1948 Second-Chamber Election and Liberal Rise
In September 1948 Sweden held Tage Erlander's first election as prime minister. The Social Democrats won 46.13 % and 112 of 230 lower-house seats; Folkpartiet under Bertil Ohlin surged to ~22.8 % and replaced the Right as the principal non-socialist opposition, opening a rivalry that shaped pension politics into the 1950s.
In September 1948 Sweden held its first general election under Tage Erlander, who had inherited the premiership after Per Albin Hansson’s sudden death in October 1946. SAP won 46.13 % and 112 of 230 Second-Chamber seats — a small retreat from 1944 but enough to keep governing. Folkpartiet under Bertil Ohlin surged to roughly 22.8 %, leapfrogging the Right and becoming the principal non-socialist opposition.

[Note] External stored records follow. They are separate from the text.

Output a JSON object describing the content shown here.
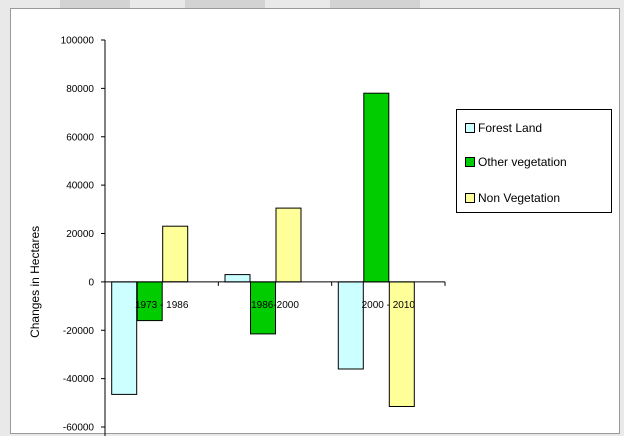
{
  "chart_data": {
    "type": "bar",
    "categories": [
      "1973 - 1986",
      "1986-2000",
      "2000 - 2010"
    ],
    "series": [
      {
        "name": "Forest Land",
        "color": "#ccffff",
        "values": [
          -46500,
          3000,
          -36000
        ]
      },
      {
        "name": "Other vegetation",
        "color": "#00cc00",
        "values": [
          -16000,
          -21500,
          78000
        ]
      },
      {
        "name": "Non Vegetation",
        "color": "#ffff99",
        "values": [
          23000,
          30500,
          -51500
        ]
      }
    ],
    "ylabel": "Changes in Hectares",
    "ylim": [
      -60000,
      100000
    ],
    "yticks": [
      100000,
      80000,
      60000,
      40000,
      20000,
      0,
      -20000,
      -40000,
      -60000
    ],
    "ytick_labels": [
      "100000",
      "80000",
      "60000",
      "40000",
      "20000",
      "0",
      "-20000",
      "-40000",
      "-60000"
    ],
    "grid": false,
    "legend_position": "right"
  }
}
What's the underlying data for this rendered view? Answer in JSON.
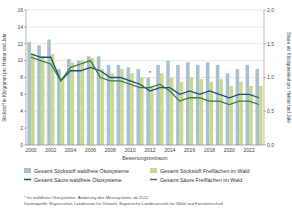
{
  "chart_data": {
    "type": "bar",
    "x_label": "Bewertungszeitraum",
    "y_label": "Stickstoff in Kilogramm pro Hektar und Jahr",
    "y2_label": "Säure als Kiloäquivalent pro Hektar und Jahr",
    "categories": [
      "2000",
      null,
      "2002",
      null,
      "2004",
      null,
      "2006",
      null,
      "2008",
      null,
      "2010",
      null,
      "2012",
      null,
      "2014",
      null,
      "2016",
      null,
      "2018",
      null,
      "2020",
      null,
      "2022",
      null
    ],
    "series": [
      {
        "name": "Gesamt Stickstoff waldfreie Ökosysteme",
        "type": "bar",
        "color": "#a9c0d3",
        "values": [
          12.2,
          11.8,
          12.5,
          9.0,
          10.2,
          10.0,
          10.5,
          10.5,
          9.5,
          9.5,
          9.2,
          9.0,
          8.0,
          9.5,
          10.0,
          9.5,
          9.8,
          9.5,
          9.8,
          9.5,
          8.5,
          9.0,
          9.5,
          9.0
        ]
      },
      {
        "name": "Gesamt Stickstoff Freiflächen im Wald",
        "type": "bar",
        "color": "#c9da8c",
        "values": [
          10.8,
          10.5,
          10.8,
          8.0,
          9.8,
          10.0,
          10.3,
          9.0,
          8.5,
          9.0,
          8.5,
          8.0,
          7.0,
          8.5,
          8.0,
          7.5,
          8.0,
          7.8,
          7.5,
          7.8,
          7.0,
          7.5,
          7.0,
          7.0
        ]
      },
      {
        "name": "Gesamt Säure waldfreie Ökosysteme",
        "type": "line",
        "axis": "y2",
        "color": "#1f4e79",
        "values": [
          1.35,
          1.3,
          1.3,
          0.95,
          1.1,
          1.1,
          1.15,
          1.1,
          1.0,
          1.0,
          0.95,
          0.9,
          0.8,
          0.85,
          0.85,
          0.75,
          0.8,
          0.75,
          0.8,
          0.75,
          0.7,
          0.75,
          0.75,
          0.7
        ]
      },
      {
        "name": "Gesamt Säure Freiflächen im Wald",
        "type": "line",
        "axis": "y2",
        "color": "#3a7d3a",
        "values": [
          1.3,
          1.25,
          1.2,
          0.95,
          1.15,
          1.2,
          1.25,
          1.0,
          0.95,
          0.95,
          0.9,
          0.85,
          0.85,
          0.9,
          0.8,
          0.65,
          0.7,
          0.7,
          0.65,
          0.65,
          0.6,
          0.65,
          0.65,
          0.6
        ]
      }
    ],
    "ylim": [
      0,
      16
    ],
    "yticks": [
      0,
      2,
      4,
      6,
      8,
      10,
      12,
      14,
      16
    ],
    "y2lim": [
      0,
      2
    ],
    "y2ticks": [
      {
        "value": 0,
        "label": "0,0"
      },
      {
        "value": 0.5,
        "label": "0,5"
      },
      {
        "value": 1,
        "label": "1,0"
      },
      {
        "value": 1.5,
        "label": "1,5"
      },
      {
        "value": 2,
        "label": "2,0"
      }
    ],
    "grid": true,
    "legend": "bottom",
    "annotations": [
      {
        "text": "*",
        "x": "2012"
      }
    ],
    "footnotes": [
      "* für waldfreie Ökosysteme: Änderung des Messsystems ab 2012",
      "Datenquelle: Bayerisches Landesamt für Umwelt, Bayerische Landesanstalt für Wald und Forstwirtschaft"
    ]
  }
}
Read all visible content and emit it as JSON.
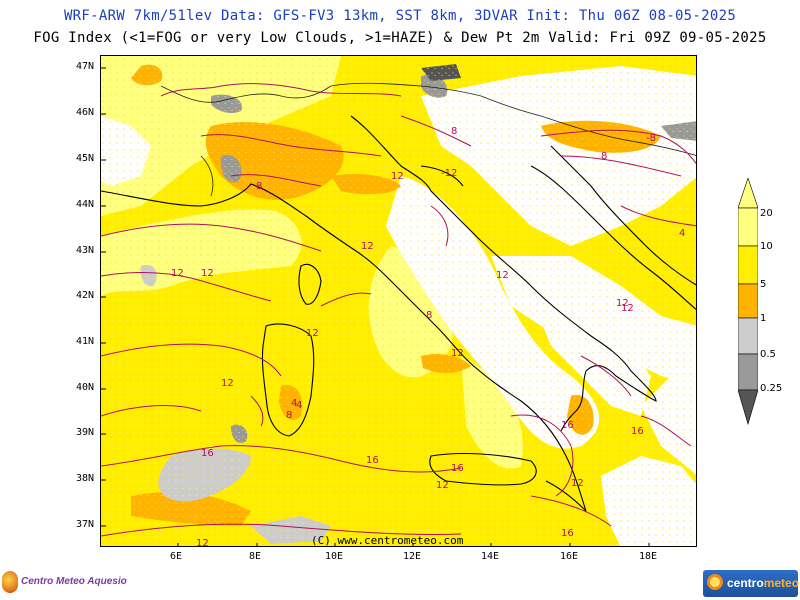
{
  "header": {
    "line1": "WRF-ARW 7km/51lev  Data: GFS-FV3 13km, SST 8km, 3DVAR  Init: Thu 06Z 08-05-2025",
    "line2": "FOG Index (<1=FOG or very Low Clouds, >1=HAZE) & Dew Pt 2m  Valid: Fri 09Z 09-05-2025"
  },
  "axes": {
    "lat_labels": [
      "47N",
      "46N",
      "45N",
      "44N",
      "43N",
      "42N",
      "41N",
      "40N",
      "39N",
      "38N",
      "37N"
    ],
    "lon_labels": [
      "6E",
      "8E",
      "10E",
      "12E",
      "14E",
      "16E",
      "18E"
    ]
  },
  "legend": {
    "labels": [
      "20",
      "10",
      "5",
      "1",
      "0.5",
      "0.25"
    ],
    "colors": {
      "yellow_light": "#ffff80",
      "yellow": "#ffee00",
      "orange": "#ffb300",
      "gray_light": "#cccccc",
      "gray": "#999999",
      "gray_dark": "#555555"
    }
  },
  "contour_labels": [
    "8",
    "-12",
    "-8",
    "8",
    "12",
    "12",
    "12",
    "8",
    "12",
    "12",
    "12",
    "4",
    "8",
    "12",
    "12",
    "12",
    "16",
    "16",
    "16",
    "16",
    "12",
    "16",
    "12",
    "16",
    "12",
    "4",
    "4",
    "12",
    "8"
  ],
  "credit": "(C) www.centrometeo.com",
  "logos": {
    "left_text": "Centro Meteo Aquesio",
    "right_text_a": "centro",
    "right_text_b": "meteo"
  }
}
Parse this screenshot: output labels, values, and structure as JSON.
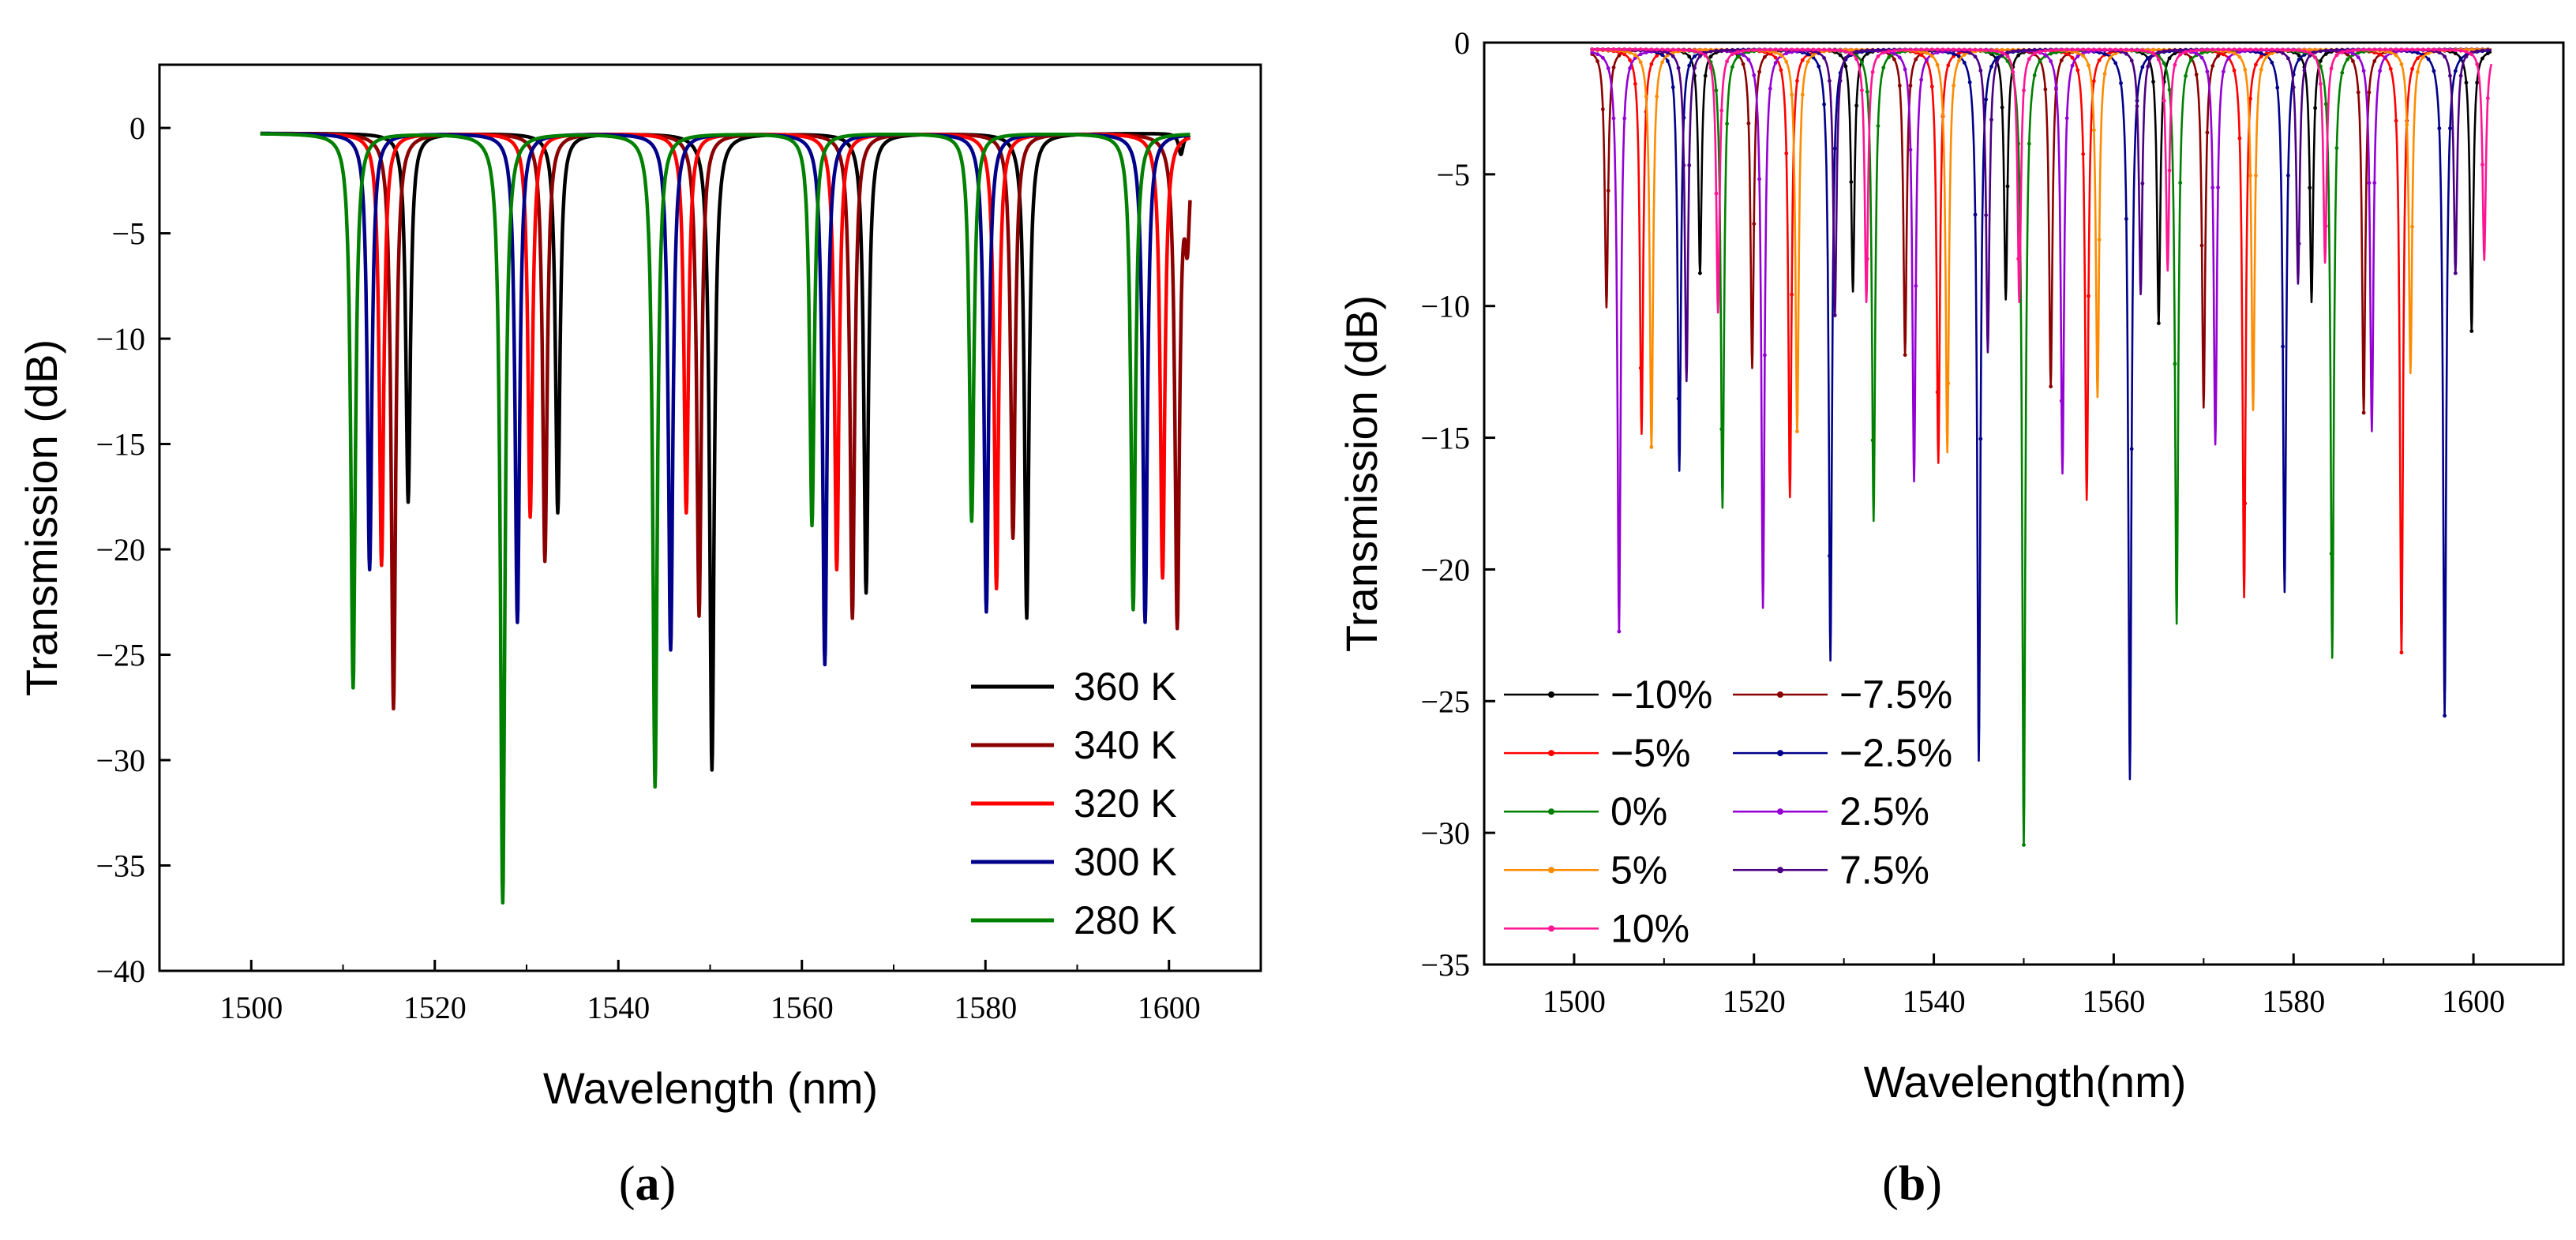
{
  "chart_data": [
    {
      "type": "line",
      "panel_label": "a",
      "xlabel": "Wavelength (nm)",
      "ylabel": "Transmission (dB)",
      "xlim": [
        1490,
        1610
      ],
      "ylim": [
        -40,
        3
      ],
      "xticks": [
        1500,
        1520,
        1540,
        1560,
        1580,
        1600
      ],
      "yticks": [
        0,
        -5,
        -10,
        -15,
        -20,
        -25,
        -30,
        -35,
        -40
      ],
      "legend_position": "bottom-right",
      "series": [
        {
          "name": "360 K",
          "color": "#000000",
          "dips": [
            [
              1517.1,
              -17.5
            ],
            [
              1533.4,
              -18.0
            ],
            [
              1550.2,
              -30.2
            ],
            [
              1567.0,
              -21.8
            ],
            [
              1584.5,
              -23.0
            ],
            [
              1601.3,
              -1.0
            ]
          ]
        },
        {
          "name": "340 K",
          "color": "#8b0000",
          "dips": [
            [
              1515.5,
              -27.3
            ],
            [
              1532.0,
              -20.3
            ],
            [
              1548.8,
              -22.9
            ],
            [
              1565.5,
              -23.0
            ],
            [
              1583.0,
              -19.2
            ],
            [
              1600.9,
              -23.2
            ],
            [
              1602.0,
              -4.3
            ]
          ]
        },
        {
          "name": "320 K",
          "color": "#ff0000",
          "dips": [
            [
              1514.2,
              -20.5
            ],
            [
              1530.4,
              -18.2
            ],
            [
              1547.4,
              -18.0
            ],
            [
              1563.8,
              -20.7
            ],
            [
              1581.2,
              -21.6
            ],
            [
              1599.3,
              -21.1
            ]
          ]
        },
        {
          "name": "300 K",
          "color": "#00008b",
          "dips": [
            [
              1512.9,
              -20.7
            ],
            [
              1529.0,
              -23.2
            ],
            [
              1545.7,
              -24.5
            ],
            [
              1562.5,
              -25.2
            ],
            [
              1580.1,
              -22.7
            ],
            [
              1597.4,
              -23.2
            ]
          ]
        },
        {
          "name": "280 K",
          "color": "#008000",
          "dips": [
            [
              1511.1,
              -26.3
            ],
            [
              1527.4,
              -36.5
            ],
            [
              1544.0,
              -31.0
            ],
            [
              1561.1,
              -18.6
            ],
            [
              1578.5,
              -18.4
            ],
            [
              1596.1,
              -22.6
            ]
          ]
        }
      ]
    },
    {
      "type": "line",
      "panel_label": "b",
      "xlabel": "Wavelength(nm)",
      "ylabel": "Transmission (dB)",
      "xlim": [
        1490,
        1610
      ],
      "ylim": [
        -35,
        0
      ],
      "xticks": [
        1500,
        1520,
        1540,
        1560,
        1580,
        1600
      ],
      "yticks": [
        0,
        -5,
        -10,
        -15,
        -20,
        -25,
        -30,
        -35
      ],
      "legend_position": "bottom-left",
      "series": [
        {
          "name": "−10%",
          "color": "#000000",
          "dips": [
            [
              1514.0,
              -8.5
            ],
            [
              1531.0,
              -9.2
            ],
            [
              1548.0,
              -9.5
            ],
            [
              1565.0,
              -10.4
            ],
            [
              1582.0,
              -9.6
            ],
            [
              1599.8,
              -10.7
            ]
          ]
        },
        {
          "name": "−7.5%",
          "color": "#8b0000",
          "dips": [
            [
              1503.6,
              -9.8
            ],
            [
              1519.8,
              -12.1
            ],
            [
              1536.8,
              -11.6
            ],
            [
              1553.0,
              -12.8
            ],
            [
              1570.0,
              -13.6
            ],
            [
              1587.8,
              -13.8
            ]
          ]
        },
        {
          "name": "−5%",
          "color": "#ff0000",
          "dips": [
            [
              1507.5,
              -14.6
            ],
            [
              1524.0,
              -17.0
            ],
            [
              1540.5,
              -15.7
            ],
            [
              1557.0,
              -17.1
            ],
            [
              1574.5,
              -20.8
            ],
            [
              1592.0,
              -22.9
            ]
          ]
        },
        {
          "name": "−2.5%",
          "color": "#00008b",
          "dips": [
            [
              1511.7,
              -16.0
            ],
            [
              1528.5,
              -23.2
            ],
            [
              1545.0,
              -27.0
            ],
            [
              1561.8,
              -27.7
            ],
            [
              1579.0,
              -20.6
            ],
            [
              1596.8,
              -25.3
            ]
          ]
        },
        {
          "name": "0%",
          "color": "#008000",
          "dips": [
            [
              1516.5,
              -17.4
            ],
            [
              1533.3,
              -17.9
            ],
            [
              1550.0,
              -30.2
            ],
            [
              1567.0,
              -21.8
            ],
            [
              1584.3,
              -23.1
            ]
          ]
        },
        {
          "name": "2.5%",
          "color": "#9400d3",
          "dips": [
            [
              1505.0,
              -22.1
            ],
            [
              1521.0,
              -21.2
            ],
            [
              1537.8,
              -16.4
            ],
            [
              1554.3,
              -16.1
            ],
            [
              1571.3,
              -15.0
            ],
            [
              1588.7,
              -14.5
            ]
          ]
        },
        {
          "name": "5%",
          "color": "#ff8c00",
          "dips": [
            [
              1508.6,
              -15.1
            ],
            [
              1524.8,
              -14.5
            ],
            [
              1541.5,
              -15.3
            ],
            [
              1558.2,
              -13.2
            ],
            [
              1575.5,
              -13.7
            ],
            [
              1593.0,
              -12.3
            ]
          ]
        },
        {
          "name": "7.5%",
          "color": "#4b0082",
          "dips": [
            [
              1512.5,
              -12.6
            ],
            [
              1529.0,
              -10.1
            ],
            [
              1546.0,
              -11.5
            ],
            [
              1563.0,
              -9.3
            ],
            [
              1580.5,
              -8.9
            ],
            [
              1598.0,
              -8.5
            ]
          ]
        },
        {
          "name": "10%",
          "color": "#ff1493",
          "dips": [
            [
              1516.0,
              -10.0
            ],
            [
              1532.5,
              -9.6
            ],
            [
              1549.5,
              -9.6
            ],
            [
              1566.0,
              -8.4
            ],
            [
              1583.5,
              -8.1
            ],
            [
              1601.2,
              -8.0
            ]
          ]
        }
      ]
    }
  ],
  "panel_captions": {
    "a": "(a)",
    "b": "(b)"
  }
}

The election opened what is widely treated as the most consequential party-leader rivalry in modern Swedish politics: Erlander’s strong-society social democracy against Ohlin’s market-liberal welfare programme. The argument over the shape of post-war welfare — universal-and-mandatory or means-tested-and-voluntary — runs straight from 1948 through the 1957 pension referendum to the 1959 ATP fight.
It was also the first electoral verdict on the 1947 welfare package. Voters did not punish the universal child allowance or the basic-pension reform; they punished, modestly, the post-war inflation and rationing — but kept SAP in government. That signal — that universalism could be politically rewarded — set the strategic baseline for the next two decades.